The role of women was also changing significantly because they had just been given the right to vote, and they were becoming more independent. Four women are featured in the novel, each facing different challenges and representing different ideas. Let's take a closer look at the significance of each of the women in the book.
Daisy Buchanan: Typical Wealthy Wife
Daisy is the pampered wife of Tom Buchanan, the mother of Pammy (Tom's child), and the object of Jay Gatsby's affection. She is described as the epitome of beauty and desirability. Despite the fact that Daisy lives a life of glamour and great wealth, she never seems satisfied and is frustrated by her husband's infidelity. She constantly seeks attention and the approval of others and is unfulfilled in life and in her opinion of herself.
Daisy represents the stereotypical married wealthy woman of the 1920s.
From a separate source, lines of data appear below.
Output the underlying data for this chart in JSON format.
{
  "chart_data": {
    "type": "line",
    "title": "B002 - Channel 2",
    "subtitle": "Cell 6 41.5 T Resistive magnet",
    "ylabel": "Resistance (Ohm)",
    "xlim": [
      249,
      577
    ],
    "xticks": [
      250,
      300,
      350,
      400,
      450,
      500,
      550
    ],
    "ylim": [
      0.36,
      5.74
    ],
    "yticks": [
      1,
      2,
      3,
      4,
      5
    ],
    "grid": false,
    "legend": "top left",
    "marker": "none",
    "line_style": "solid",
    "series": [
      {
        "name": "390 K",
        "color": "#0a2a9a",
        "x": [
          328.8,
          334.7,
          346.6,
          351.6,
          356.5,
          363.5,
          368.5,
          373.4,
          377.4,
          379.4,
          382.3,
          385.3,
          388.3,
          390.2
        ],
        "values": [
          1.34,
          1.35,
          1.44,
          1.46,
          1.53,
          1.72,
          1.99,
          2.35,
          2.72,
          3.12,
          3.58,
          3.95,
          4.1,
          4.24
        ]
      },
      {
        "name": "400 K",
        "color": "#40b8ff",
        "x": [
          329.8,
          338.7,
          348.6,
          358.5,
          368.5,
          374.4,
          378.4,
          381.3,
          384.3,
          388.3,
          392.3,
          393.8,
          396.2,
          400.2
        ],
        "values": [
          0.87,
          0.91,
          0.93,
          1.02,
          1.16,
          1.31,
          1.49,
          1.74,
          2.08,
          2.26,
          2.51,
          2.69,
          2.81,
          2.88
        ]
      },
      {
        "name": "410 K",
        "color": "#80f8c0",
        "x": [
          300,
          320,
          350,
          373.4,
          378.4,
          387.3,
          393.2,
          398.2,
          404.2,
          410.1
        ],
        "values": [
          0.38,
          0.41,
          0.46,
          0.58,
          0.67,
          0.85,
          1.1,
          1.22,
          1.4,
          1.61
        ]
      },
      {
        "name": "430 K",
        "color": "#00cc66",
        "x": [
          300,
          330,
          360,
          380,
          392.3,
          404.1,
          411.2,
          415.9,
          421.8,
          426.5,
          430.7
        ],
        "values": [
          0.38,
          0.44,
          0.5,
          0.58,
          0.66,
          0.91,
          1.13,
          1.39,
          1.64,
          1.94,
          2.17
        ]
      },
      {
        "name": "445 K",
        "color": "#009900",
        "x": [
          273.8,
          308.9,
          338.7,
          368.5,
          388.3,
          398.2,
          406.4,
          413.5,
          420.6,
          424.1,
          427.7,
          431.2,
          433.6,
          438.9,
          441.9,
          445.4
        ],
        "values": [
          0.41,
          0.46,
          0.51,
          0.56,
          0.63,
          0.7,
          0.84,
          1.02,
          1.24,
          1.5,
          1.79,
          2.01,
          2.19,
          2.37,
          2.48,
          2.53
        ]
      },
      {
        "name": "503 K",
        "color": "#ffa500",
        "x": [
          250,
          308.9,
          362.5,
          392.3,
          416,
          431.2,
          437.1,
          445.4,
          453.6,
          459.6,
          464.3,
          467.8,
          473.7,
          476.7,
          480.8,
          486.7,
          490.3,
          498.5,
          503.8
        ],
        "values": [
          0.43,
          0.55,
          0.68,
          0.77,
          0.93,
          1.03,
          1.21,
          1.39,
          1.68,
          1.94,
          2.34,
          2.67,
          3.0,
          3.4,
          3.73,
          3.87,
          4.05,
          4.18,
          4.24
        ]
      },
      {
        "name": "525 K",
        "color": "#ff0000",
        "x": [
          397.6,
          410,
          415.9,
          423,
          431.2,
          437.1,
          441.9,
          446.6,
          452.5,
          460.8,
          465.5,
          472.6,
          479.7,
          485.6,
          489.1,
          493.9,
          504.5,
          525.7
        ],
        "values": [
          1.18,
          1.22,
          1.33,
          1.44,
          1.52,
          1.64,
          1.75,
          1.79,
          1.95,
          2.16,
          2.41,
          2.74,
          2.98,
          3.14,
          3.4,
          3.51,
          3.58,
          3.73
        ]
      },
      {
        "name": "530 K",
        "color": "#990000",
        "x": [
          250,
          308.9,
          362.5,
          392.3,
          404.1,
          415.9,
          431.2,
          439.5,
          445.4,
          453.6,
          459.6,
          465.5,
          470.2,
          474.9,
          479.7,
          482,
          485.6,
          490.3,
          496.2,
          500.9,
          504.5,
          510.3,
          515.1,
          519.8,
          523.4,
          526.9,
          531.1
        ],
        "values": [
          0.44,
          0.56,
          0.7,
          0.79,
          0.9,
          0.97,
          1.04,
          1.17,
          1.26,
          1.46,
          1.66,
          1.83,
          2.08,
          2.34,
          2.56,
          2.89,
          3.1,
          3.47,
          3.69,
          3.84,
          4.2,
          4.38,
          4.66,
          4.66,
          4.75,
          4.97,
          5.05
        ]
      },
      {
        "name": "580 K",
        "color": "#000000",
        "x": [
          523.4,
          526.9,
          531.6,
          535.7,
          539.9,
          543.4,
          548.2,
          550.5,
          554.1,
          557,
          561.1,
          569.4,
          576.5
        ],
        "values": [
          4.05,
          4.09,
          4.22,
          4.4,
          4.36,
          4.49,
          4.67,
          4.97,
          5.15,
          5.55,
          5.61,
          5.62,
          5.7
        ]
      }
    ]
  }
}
She consumes herself with shallow relationships and places her value as a person solely on her appearance. She is essentially an extension of and puppet for her husband with no real personal power or freedom.
To Gatsby, Daisy represents the unattainable American dream. Gatsby's newfound wealth is not enough to win Daisy back. It does not grant him the social stature that is possessed by old-money families, like Tom Buchanan's.
Pammy Buchanan: Beautiful Fool
Pammy is the young daughter of Tom and Daisy Buchanan. She is rarely featured or spoken of in the book yet provides significant insight regarding the ideal woman in the story. More specifically, Daisy expresses her ambitions for her daughter to become 'a beautiful little fool.'
This notion that Pammy should strive toward beauty without intelligence demonstrates the struggle that women have faced throughout time: good looks are valued. Women who are outspoken are viewed as insulting to males and less attractive in general. Daisy's wish for her daughter highlights Daisy's frustration with her own empty life and with her lack of power and control.
Jordan Baker: Unethical Tomboy
Jordan Baker does not fit the mold for the typical woman of 1920s America. She is an unmarried professional golfer who dates the narrator, Nick. She is depicted as attractive yet harsh. Golf has historically been a sport for males, and Jordan's presence there was not the norm for the time. Furthermore, Jordan is a cheater at the sport and demonstrates unethical behavior throughout the book.
The character of Jordan represents the harsh view on the changing role of females in society at this time. Women were seeking individuality and equality. Most men were not happy with the Women's Rights Movement because it went against the traditional view of women as the property of their husbands. Jordan's immoral behavior demonstrates society's negative opinion of women of this type.
Myrtle is the wife of George Wilson and the mistress of Tom Buchanan. Myrtle lives in the filthy rundown area of the Valley of Ashes, which divides West Egg from New York City. She is depicted as a vulgar and classless social climber who will do anything to escape her miserable and unsatisfying life of poverty and social shame.
Myrtle dies violently in the story, being run over by Daisy after darting in front of the car. Myrtle mistakenly thought that Tom had come to free her from her miserable life but instead was mowed down by his wife. Myrtle's death represents punishment for her sins and reinforces the idea that people cannot escape the social class system into which they were born. The death might also have been an attempt by the author to warn readers of what could become of them if they indulged in the greed and gluttony of the time.
The Great Gatsby by F. Scott Fitzgerald is a social statement on the changing morals and values that were taking place in 1920s America. The women in the book demonstrate the changing roles of women in society at the time.
Daisy is the unfulfilled wealthy housewife who chooses money over love. Pammy is the daughter of the uppercrust who is encouraged to be beautiful and stupid. Jordan is a modern woman who is trying to force her way into a man's world by whatever means necessary. Myrtle is the despicable mistress who pays for her social climbing and sinful behavior with her life.